Doch viele Therapien, die der Röbeler braucht und die wichtig sind auf dem Weg zum selbstständigen Laufen werden von der Krankenkasse nicht finanziert. Sowohl in Berlin, wo er in einer speziellen Einrichtung lebt, als auch an der Müritz, nimmt der 27-jährige diese Therapien in Anspruch, einen großen Teil der Kosten trägt die Familie, die auch ansonsten ein großer Rückhalt für den jungen Mann ist.

„Der Zuspruch an der Strecke von Zuschauern, aber auch von anderen Läufern war wirklich ganz toll. Das hat sowohl uns Läufern als auch Fritz geholfen, denn so eine Strecke im Rollstuhl war auch für ihn sehr anstrengend“, erzählt Trainer Thomas. Zweimal musste zwischendurch der Sportrollstuhl kurz repariert werden, und dennoch benötigte die Staffel für die gut 60 Kilometer nur 6,5 Stunden.

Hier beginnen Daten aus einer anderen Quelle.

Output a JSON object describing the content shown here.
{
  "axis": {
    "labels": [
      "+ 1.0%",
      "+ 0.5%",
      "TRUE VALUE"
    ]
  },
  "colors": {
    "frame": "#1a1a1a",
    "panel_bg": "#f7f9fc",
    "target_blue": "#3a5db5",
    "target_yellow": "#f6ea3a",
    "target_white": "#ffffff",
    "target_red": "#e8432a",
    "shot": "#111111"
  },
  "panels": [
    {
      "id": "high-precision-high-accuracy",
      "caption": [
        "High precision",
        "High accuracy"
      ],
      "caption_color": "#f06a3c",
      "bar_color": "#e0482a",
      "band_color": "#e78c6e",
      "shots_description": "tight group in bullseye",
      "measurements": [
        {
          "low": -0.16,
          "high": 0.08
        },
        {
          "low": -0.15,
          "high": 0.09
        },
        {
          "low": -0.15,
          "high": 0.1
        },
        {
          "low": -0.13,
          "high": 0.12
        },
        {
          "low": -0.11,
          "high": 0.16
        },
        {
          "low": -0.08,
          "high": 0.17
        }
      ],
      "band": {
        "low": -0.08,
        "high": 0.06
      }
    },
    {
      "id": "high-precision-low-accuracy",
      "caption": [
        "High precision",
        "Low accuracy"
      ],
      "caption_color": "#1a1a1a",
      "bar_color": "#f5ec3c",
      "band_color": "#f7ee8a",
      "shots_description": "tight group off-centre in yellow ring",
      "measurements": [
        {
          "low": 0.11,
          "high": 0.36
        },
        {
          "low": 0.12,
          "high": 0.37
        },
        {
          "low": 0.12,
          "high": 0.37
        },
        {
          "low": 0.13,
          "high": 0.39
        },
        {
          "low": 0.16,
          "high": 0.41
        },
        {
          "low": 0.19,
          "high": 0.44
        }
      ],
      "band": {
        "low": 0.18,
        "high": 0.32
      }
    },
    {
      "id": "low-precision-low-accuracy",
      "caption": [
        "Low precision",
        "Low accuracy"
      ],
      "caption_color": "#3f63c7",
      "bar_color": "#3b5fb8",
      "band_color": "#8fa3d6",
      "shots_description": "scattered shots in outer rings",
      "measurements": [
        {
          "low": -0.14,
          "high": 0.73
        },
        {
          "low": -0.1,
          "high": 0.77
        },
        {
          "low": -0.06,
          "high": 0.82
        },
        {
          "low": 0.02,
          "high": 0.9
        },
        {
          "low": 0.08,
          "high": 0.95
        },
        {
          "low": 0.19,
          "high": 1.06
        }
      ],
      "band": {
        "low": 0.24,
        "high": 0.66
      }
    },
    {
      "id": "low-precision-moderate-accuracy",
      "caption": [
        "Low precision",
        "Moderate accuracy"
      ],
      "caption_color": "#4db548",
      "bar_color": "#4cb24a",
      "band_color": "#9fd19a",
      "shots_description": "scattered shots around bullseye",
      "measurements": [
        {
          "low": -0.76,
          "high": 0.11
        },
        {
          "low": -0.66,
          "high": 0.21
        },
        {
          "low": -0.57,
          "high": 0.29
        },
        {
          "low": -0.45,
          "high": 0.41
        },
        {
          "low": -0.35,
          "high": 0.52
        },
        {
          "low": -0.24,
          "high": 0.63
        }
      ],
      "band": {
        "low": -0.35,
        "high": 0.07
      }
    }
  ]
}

3 Antworten zu “Einmalige Aktion: Mit dem Rollstuhl auf der Laufstrecke”

  1. Marcus Tauchert sagt:

    Ich bin ein Mitbewohner aus dieser Einrichtung und habe mit ihm lange auf der selben Station gewohnt ich finde es ganz toll das er da mitgemacht hat und geschafft hat ich bin so stolz auf ihn! Mach weiter so und zeige Ihnen was du trotz deines Unfalls kannst oh man ich kann garnicht in Worte fassen was ich gerade fühle

  2. Peggy Frost sagt:

    Einen Beitrag der einen zu Tränen rührt. Fritz wir wünschen dir viel Kraft für deinen weiteren Weg.

    Die herzlichsten Glückwünsche aus Sachsen! Peggy & Selina

  3. paavo sagt:

    Hey Fritz ,
    viel Erfolg und Glück auf Deinem Weg wünscht Dir die Laufgruppe Röbel.